Why do Zebra and Wildebeest Migrate together during the Great Migration?

Why do Zebra and Wildebeest Migrate together during the Great Migration? : Unexpectedly, the phenomena of migration began in 1960, proving that the great exodus was not as old as previously believed. Every year, the migration cause deaths to about 250,000 wildebeests and 32,000 zebras. The dependable connection between zebra and wildebeest is one of the most fascinating facts about the great wildebeest migration in Tanzania’s Serengeti national park and Kenya’s Maasai Mara national reserve.

In addition to zebras, wildebeests, antelopes, and other herbivores, the great migration occurs every year and is accompanied by many other predators such as lions, cheetah and leopards who frequently looking for hunts. It is one of the phenomena not to be missed out by Wildlife enthusiasts and photographers. It demonstrates the friendly interaction between zebra and wildebeest as well as the struggle for survival in the struggle of life. During their migration, the wildebeest and zebra depend on one another for survival by using their sense organs.

The great migration in the Serengeti is waiting for you if you want to experience the excitement and camaraderie of wildlife. Why wildebeest and zebras do migrates together? Let’s go over some crucial information regarding the zebra and wildebeest’s interaction, and here are some facts/reasons:

  1. Each has their own unique eating pattern.

The wildebeest and the zebra are both herbivores, as is well known, and they share the same food supply. Wildebeest like to eat short grass because their mouths are designed to suck the juice from the grass, while zebras are widely known for using their large front teeth to consume long grass. Since they consume the same grass but different parts, zebras and wildebeests each have their own distinctive eating habits and depends on each other. In open grasslands and open savannah grasslands, zebras and wildebeests enjoy grazing.

  1. Each has a distinct sense of humor.

The dependence of the wildebeest and zebra on one another for food and water is one of the fascinating facts about the great wildebeest migration. Due to their excellent vision, the zebra herd follows the migration of the wildebeest.

The wildebeest’s keen hearing and smell assist in both defending themselves from predators and finding food. The zebra’s keen vision allows it to detect any danger.
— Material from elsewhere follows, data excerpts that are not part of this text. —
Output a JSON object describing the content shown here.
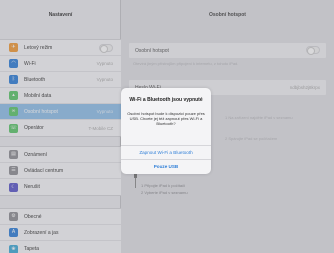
{
  "status_bar": {
    "left": "iPad Veriza 3G",
    "time": ""
  },
  "sidebar": {
    "title": "Nastavení",
    "groups": [
      {
        "items": [
          {
            "label": "Letový režim",
            "value": "",
            "icon": "airplane-icon",
            "color": "#f29a35"
          },
          {
            "label": "Wi-Fi",
            "value": "Vypnuto",
            "icon": "wifi-icon",
            "color": "#2f7fd8"
          },
          {
            "label": "Bluetooth",
            "value": "Vypnuto",
            "icon": "bluetooth-icon",
            "color": "#2f7fd8"
          },
          {
            "label": "Mobilní data",
            "value": "",
            "icon": "cellular-icon",
            "color": "#5cc66a"
          },
          {
            "label": "Osobní hotspot",
            "value": "Vypnuto",
            "icon": "hotspot-icon",
            "color": "#5cc66a"
          },
          {
            "label": "Operátor",
            "value": "T-Mobile CZ",
            "icon": "carrier-icon",
            "color": "#5cc66a"
          }
        ]
      },
      {
        "items": [
          {
            "label": "Oznámení",
            "value": "",
            "icon": "notifications-icon",
            "color": "#8e8e93"
          },
          {
            "label": "Ovládací centrum",
            "value": "",
            "icon": "control-center-icon",
            "color": "#8e8e93"
          },
          {
            "label": "Nerušit",
            "value": "",
            "icon": "moon-icon",
            "color": "#5a57c9"
          }
        ]
      },
      {
        "items": [
          {
            "label": "Obecné",
            "value": "",
            "icon": "gear-icon",
            "color": "#8e8e93"
          },
          {
            "label": "Zobrazení a jas",
            "value": "",
            "icon": "display-icon",
            "color": "#2f7fd8"
          },
          {
            "label": "Tapeta",
            "value": "",
            "icon": "wallpaper-icon",
            "color": "#3fa9d6"
          }
        ]
      }
    ]
  },
  "main": {
    "title": "Osobní hotspot",
    "back": "",
    "hotspot_row_label": "Osobní hotspot",
    "hotspot_desc": "Otevírá jiným přístrojům připojení k internetu, z tohoto iPad.",
    "wifi_pw_label": "Heslo Wi-Fi",
    "wifi_pw_value": "ndbjbsh2j8krpx",
    "connect_header": "PŘIPOJIT PŘES WI-FI",
    "connect_wifi": "1 Na zařízení najděte iPad v seznamu",
    "connect_bt": "2 Spárujte iPad se počítačem",
    "connect_usb": "1 Připojte iPad k počítači",
    "connect_usb2": "2 Vyberte iPad v seznamu"
  },
  "alert": {
    "title": "Wi-Fi a Bluetooth jsou vypnuté",
    "message": "Osobní hotspot bude k dispozici pouze přes USB. Chcete jej též zapnout přes Wi-Fi a Bluetooth?",
    "buttons": [
      {
        "label": "Zapnout Wi-Fi a Bluetooth",
        "bold": false
      },
      {
        "label": "Pouze USB",
        "bold": true
      }
    ]
  }
}
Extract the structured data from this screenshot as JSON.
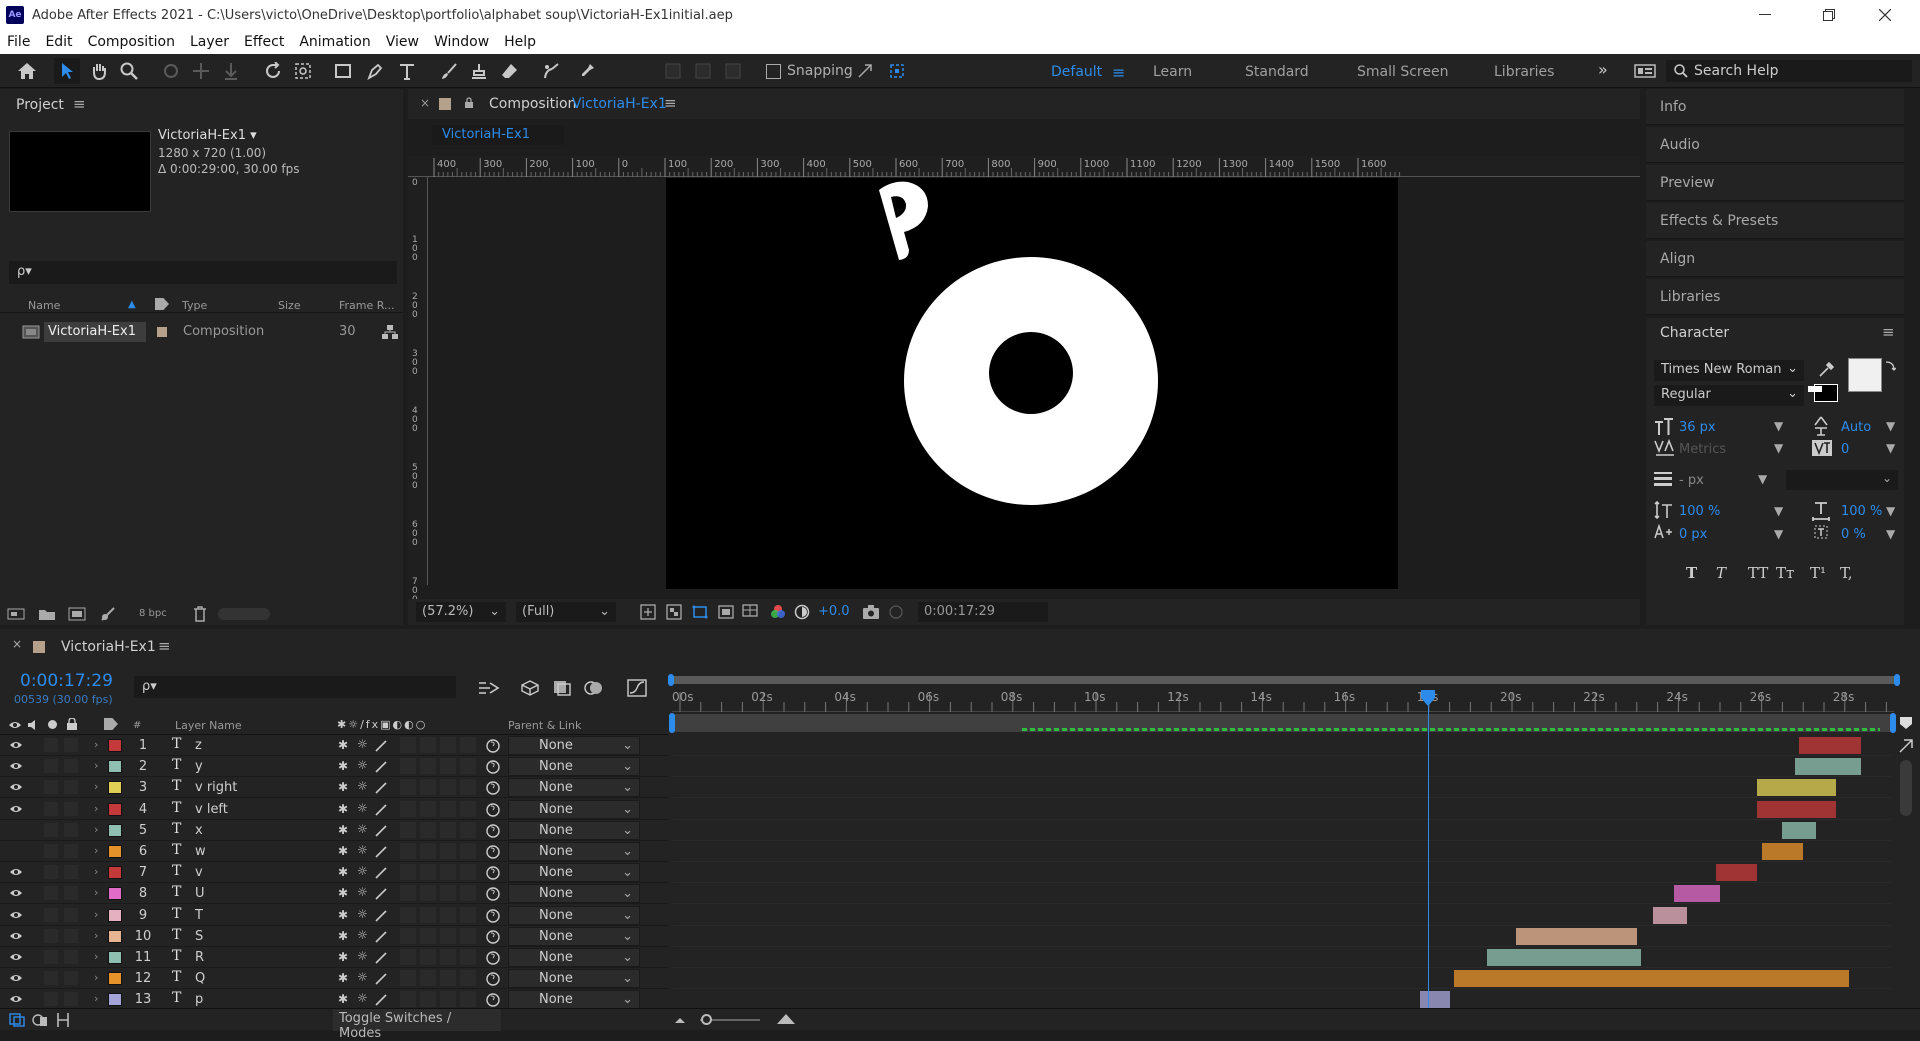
{
  "window": {
    "app_icon": "Ae",
    "title": "Adobe After Effects 2021 - C:\\Users\\victo\\OneDrive\\Desktop\\portfolio\\alphabet soup\\VictoriaH-Ex1initial.aep"
  },
  "menu": [
    "File",
    "Edit",
    "Composition",
    "Layer",
    "Effect",
    "Animation",
    "View",
    "Window",
    "Help"
  ],
  "toolbar": {
    "snapping_label": "Snapping",
    "workspaces": [
      "Default",
      "Learn",
      "Standard",
      "Small Screen",
      "Libraries"
    ],
    "active_workspace": "Default",
    "search_placeholder": "Search Help"
  },
  "project": {
    "tab_label": "Project",
    "comp_name": "VictoriaH-Ex1 ▾",
    "comp_dims": "1280 x 720 (1.00)",
    "comp_duration": "Δ 0:00:29:00, 30.00 fps",
    "search_placeholder": "ρ▾",
    "columns": [
      "Name",
      "Type",
      "Size",
      "Frame R..."
    ],
    "item": {
      "name": "VictoriaH-Ex1",
      "type": "Composition",
      "frame_rate": "30"
    },
    "bpc": "8 bpc"
  },
  "composition": {
    "tab_prefix": "Composition",
    "tab_name": "VictoriaH-Ex1",
    "subtab": "VictoriaH-Ex1",
    "ruler_h": [
      "400",
      "300",
      "200",
      "100",
      "0",
      "100",
      "200",
      "300",
      "400",
      "500",
      "600",
      "700",
      "800",
      "900",
      "1000",
      "1100",
      "1200",
      "1300",
      "1400",
      "1500",
      "1600"
    ],
    "ruler_v": [
      "0",
      "100",
      "200",
      "300",
      "400",
      "500",
      "600",
      "700"
    ],
    "zoom": "(57.2%)",
    "resolution": "(Full)",
    "exposure": "+0.0",
    "timecode": "0:00:17:29"
  },
  "right_panels": [
    "Info",
    "Audio",
    "Preview",
    "Effects & Presets",
    "Align",
    "Libraries"
  ],
  "character": {
    "title": "Character",
    "font": "Times New Roman",
    "style": "Regular",
    "size": "36 px",
    "leading": "Auto",
    "kerning": "Metrics",
    "tracking": "0",
    "line_stroke": "- px",
    "vert_scale": "100 %",
    "horiz_scale": "100 %",
    "baseline": "0 px",
    "tsume": "0 %",
    "style_buttons": [
      "T",
      "T",
      "TT",
      "Tт",
      "T¹",
      "T,"
    ]
  },
  "timeline": {
    "tab_name": "VictoriaH-Ex1",
    "timecode": "0:00:17:29",
    "frames": "00539 (30.00 fps)",
    "search_placeholder": "ρ▾",
    "columns": {
      "layer_name": "Layer Name",
      "parent": "Parent & Link",
      "num": "#"
    },
    "ticks": [
      "00s",
      "02s",
      "04s",
      "06s",
      "08s",
      "10s",
      "12s",
      "14s",
      "16s",
      "18s",
      "20s",
      "22s",
      "24s",
      "26s",
      "28s"
    ],
    "toggle_label": "Toggle Switches / Modes",
    "layers": [
      {
        "num": "1",
        "name": "z",
        "color": "#c43a3a",
        "visible": true,
        "parent": "None",
        "start": 26.9,
        "end": 28.4
      },
      {
        "num": "2",
        "name": "y",
        "color": "#8fbfb0",
        "visible": true,
        "parent": "None",
        "start": 26.8,
        "end": 28.4
      },
      {
        "num": "3",
        "name": "v right",
        "color": "#e0cf55",
        "visible": true,
        "parent": "None",
        "start": 25.9,
        "end": 27.8
      },
      {
        "num": "4",
        "name": "v left",
        "color": "#c43a3a",
        "visible": true,
        "parent": "None",
        "start": 25.9,
        "end": 27.8
      },
      {
        "num": "5",
        "name": "x",
        "color": "#8fbfb0",
        "visible": false,
        "parent": "None",
        "start": 26.5,
        "end": 27.3
      },
      {
        "num": "6",
        "name": "w",
        "color": "#e5922a",
        "visible": false,
        "parent": "None",
        "start": 26.0,
        "end": 27.0
      },
      {
        "num": "7",
        "name": "v",
        "color": "#c43a3a",
        "visible": true,
        "parent": "None",
        "start": 24.9,
        "end": 25.9
      },
      {
        "num": "8",
        "name": "U",
        "color": "#e06bc8",
        "visible": true,
        "parent": "None",
        "start": 23.9,
        "end": 25.0
      },
      {
        "num": "9",
        "name": "T",
        "color": "#e5b0c0",
        "visible": true,
        "parent": "None",
        "start": 23.4,
        "end": 24.2
      },
      {
        "num": "10",
        "name": "S",
        "color": "#e7b592",
        "visible": true,
        "parent": "None",
        "start": 20.1,
        "end": 23.0
      },
      {
        "num": "11",
        "name": "R",
        "color": "#8fbfb0",
        "visible": true,
        "parent": "None",
        "start": 19.4,
        "end": 23.1
      },
      {
        "num": "12",
        "name": "Q",
        "color": "#e5922a",
        "visible": true,
        "parent": "None",
        "start": 18.6,
        "end": 28.1
      },
      {
        "num": "13",
        "name": "p",
        "color": "#a4a4d8",
        "visible": true,
        "parent": "None",
        "start": 17.8,
        "end": 18.5
      }
    ]
  },
  "colors": {
    "accent": "#2d8ceb",
    "workspace_active": "#2d8ceb",
    "panel": "#232323",
    "background": "#1d1d1d"
  }
}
The swarm intelligence of the wildebeest enables them to respond to issues and find solutions collectively.

Why do Zebra and Wildebeest Migrate together during the Great Migration?
Why do Zebra and Wildebeest Migrate together during the Great Migration?

While the wildebeest can locate water, the zebra excels in both defense and navigation. They can avoid danger throughout the migration thanks to the wildebeest’s keen hearing and swarm intelligence, as well as the zebra’s improved eyesight and recall.

  1. The higher the number, the greater the security.

In the animal kingdom, the wildebeest and zebra make the best friends. Over 1.5 million wildebeests and 200,000 zebras take part in the great migration each year. Due to their swarm intelligence, wildebeest can avoid threats by crossing rivers and other open spaces. If there are more migratory animals, there is a greater chance that the attack can be diverted.


For tourists, June to October is by far the best period to view the Serengeti great wildebeest migration. The Serengeti dries up in April and May, and at the same time, the herds begin to migrate westward toward the Grumeti River. The Grumeti River presents difficulties for the herds of zebras and wildebeests in June and July. Travelers should go at this time to see the migration and wild encounters. The herds travel to the Mara River in the months of August and September. Observing zebras and wildebeests grazing in October is more picturesque. The Serengeti migration is at its best at this time of year for tourists and wildlife enthusiasts.

You have time to arrange a wonderful migratory Serengeti safari from June to November 2022-2023 if you’re interested in seeing the impressive display of African animals. Pack your bags and move quickly if you want to see this biggest show on earth.